Why I Don’t Weigh Myself (If I Can Help It)- By Lee Harmon

I try hard not to weigh myself anymore. It’s not as easy as it may seem, but I find that I am a much more content person if I don’t know what I weigh. When I do know what I weigh, I seem to be more obsessed than ever about numbers. If I am above or below my “ideal” weight it’s the only thing I can think about. So I avoid scales. Sort of.

 

It’s a bit like trying to avoid alcohol. Even if I am abstaining from alcohol, it still exists all around me either in restaurants or in grocery stores or on billboards. Alcohol is not going away. Neither are scales. I can be minding my own attention browsing through Target and I will happen to pass by a scale. In the past I have taken the scale off of its shelf and hopped on. After I read the number I lose interest in anything else I might have been thinking about. There are scales in gym locker rooms, scales at the doctor’s office, scales at friends’ houses. Scales are not going away.
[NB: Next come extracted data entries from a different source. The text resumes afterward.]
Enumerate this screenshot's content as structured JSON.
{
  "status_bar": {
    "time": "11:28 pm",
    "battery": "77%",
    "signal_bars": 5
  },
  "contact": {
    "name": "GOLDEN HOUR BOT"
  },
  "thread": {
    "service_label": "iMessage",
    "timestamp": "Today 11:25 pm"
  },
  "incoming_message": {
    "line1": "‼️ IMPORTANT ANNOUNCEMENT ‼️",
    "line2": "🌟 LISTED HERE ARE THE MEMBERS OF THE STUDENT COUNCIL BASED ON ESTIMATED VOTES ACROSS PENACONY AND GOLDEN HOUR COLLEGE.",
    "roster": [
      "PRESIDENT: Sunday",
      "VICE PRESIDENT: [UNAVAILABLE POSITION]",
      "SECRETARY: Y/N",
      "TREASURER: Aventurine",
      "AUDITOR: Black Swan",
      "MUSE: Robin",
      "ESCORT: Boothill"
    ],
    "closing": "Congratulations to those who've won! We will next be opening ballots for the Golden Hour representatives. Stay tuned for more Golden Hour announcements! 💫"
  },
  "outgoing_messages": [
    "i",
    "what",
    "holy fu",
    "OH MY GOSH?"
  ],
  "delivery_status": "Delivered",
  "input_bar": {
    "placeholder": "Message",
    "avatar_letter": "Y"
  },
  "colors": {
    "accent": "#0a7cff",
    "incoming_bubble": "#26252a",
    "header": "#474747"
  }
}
What is more important to me as a person with an eating disorder is to know whether or not it’s good for me to know my weight. If I use the scale to engage in harmful behaviors such as starving myself or restricting food, then I am probably not in the best emotional state to know my weight. Also scales vary greatly in accuracy so I am probably not getting my true weight. I’ve also noticed than I weigh more at night than in the morning, almost a five-pound difference at times.

The scale is not my friend. My eating disorder loves the scale because it knows it will make itself the most important mission at hand. It takes me hostage and the central thoughts in my head will be about weight control or body image. Once again it has me under its tight control. I’m not saying that I will never again get on a scale, but for right now, it’s best I am left in the dark.